Which Chet Baker to choose - the cool cat with the lightly swinging California style, or the weatherbeaten, old-before-his-time junkie whose every note told a story?
For me, the latter will always hold more fascination. Sure, the youthful Baker was a dazzlingly intuitive trumpet player - in particular during his time with the Gerry Mulligan Quartet - but something much more poignant resides in the music of late-career Chet.
In 1987, a year before Baker was found dead on the street below the window of his second-storey room at an Amsterdam hotel, American film-maker Bruce Weber started work on a documentary about the horn player's turbulent life.
Baker and a small ensemble comprising Frank Strazzeri (piano), John Leftwich (bass), Ralph Penland (drums) and Nicola Stilo (guitar and flute) recorded a soundtrack.
Chet Baker Sings And Plays From The Film 'Let's Get Lost' moves at one languorous pace.
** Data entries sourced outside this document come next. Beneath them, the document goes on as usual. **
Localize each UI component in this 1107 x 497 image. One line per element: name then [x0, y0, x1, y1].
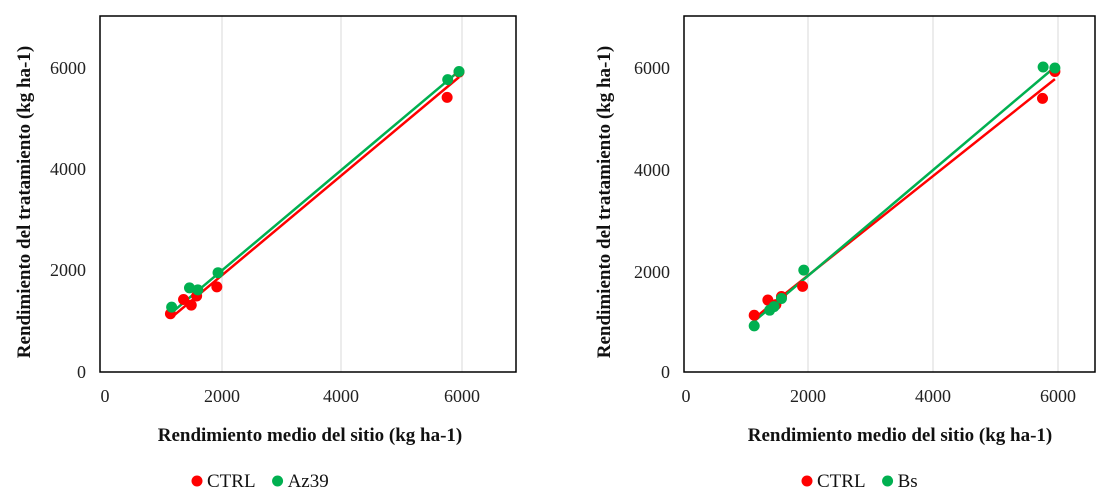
legend-marker-bs: [882, 475, 894, 487]
legend-label-az39: Az39: [288, 471, 329, 492]
ctrl-point: [797, 280, 809, 292]
bs-trendline: [753, 66, 1056, 323]
bs-point: [1037, 61, 1049, 73]
az39-point: [212, 267, 224, 279]
legend-marker-ctrl: [191, 475, 203, 487]
ctrl-point: [211, 281, 223, 293]
legend-label-bs: Bs: [898, 471, 918, 492]
x-tick-label: 2000: [790, 386, 826, 406]
x-tick-label: 2000: [204, 386, 240, 406]
legend-label-ctrl: CTRL: [207, 471, 256, 492]
y-tick-label: 2000: [634, 262, 670, 282]
chart-1: 0 2000 4000 6000 0 2000 4000 6000 Rendimiento me…: [14, 15, 517, 492]
y-tick-label: 6000: [50, 58, 86, 78]
y-tick-label: 2000: [50, 260, 86, 280]
az39-point: [166, 301, 178, 313]
plot-frame: [683, 15, 1096, 373]
az39-point: [442, 74, 454, 86]
y-tick-label: 4000: [50, 159, 86, 179]
y-tick-label: 6000: [634, 58, 670, 78]
bs-point: [748, 320, 760, 332]
y-tick-label: 0: [661, 362, 670, 382]
y-tick-label: 0: [77, 362, 86, 382]
y-tick-label: 4000: [634, 160, 670, 180]
bs-point: [798, 264, 810, 276]
legend-marker-az39: [272, 475, 284, 487]
y-axis-title: Rendimiento del tratamiento (kg ha-1): [594, 46, 615, 358]
x-tick-label: 6000: [1040, 386, 1076, 406]
chart-2: 0 2000 4000 6000 0 2000 4000 6000 Rendimiento me…: [594, 15, 1096, 492]
x-axis-title: Rendimiento medio del sitio (kg ha-1): [158, 425, 463, 446]
ctrl-point: [748, 309, 760, 321]
ctrl-trendline: [169, 76, 460, 320]
x-tick-label: 4000: [915, 386, 951, 406]
bs-point: [775, 293, 787, 305]
x-tick-label: 6000: [444, 386, 480, 406]
x-tick-label: 0: [682, 386, 691, 406]
az39-point: [453, 66, 465, 78]
y-axis-title: Rendimiento del tratamiento (kg ha-1): [14, 46, 35, 358]
ctrl-point: [1037, 92, 1048, 104]
x-axis-title: Rendimiento medio del sitio (kg ha-1): [748, 425, 1053, 446]
bs-point: [768, 301, 780, 313]
x-tick-label: 4000: [323, 386, 359, 406]
x-tick-label: 0: [101, 386, 110, 406]
bs-point: [1049, 62, 1061, 74]
ctrl-point: [441, 91, 453, 103]
plot-frame: [99, 15, 517, 373]
az39-point: [183, 282, 195, 294]
ctrl-point: [178, 294, 190, 306]
ctrl-point: [185, 299, 197, 311]
legend-marker-ctrl: [801, 475, 813, 487]
az39-point: [192, 284, 204, 296]
legend-label-ctrl: CTRL: [817, 471, 866, 492]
Forget Round Midnight - these are 4am tracks, seemingly formed from little but cool blue smoke. So finely in tune with the master are the support players that they allow him to glide through the set and conserve his energy for when it is most needed. The resulting performances are exceptionally moving.
Which isn't to say this is Baker's best playing, or singing. At times, his grasp is tenuous - the apparent emotional weight of the dozen expertly chosen tracks seems to all but prevent his lips from moving. He voices words as he would notes on his trumpet, lost in reverie.
The material is familiar. All tracks but one - Elvis Costello's Almost Blue - have been given the Baker treatment before.
But none has been given a reading quite like this. From Moon & Sand to Imagination, You're My Thrill, Every Time We Say Goodbye, Blame It On My Youth and Everything Happens To Me, Chet caresses each song with a touch that suggests it might be his last.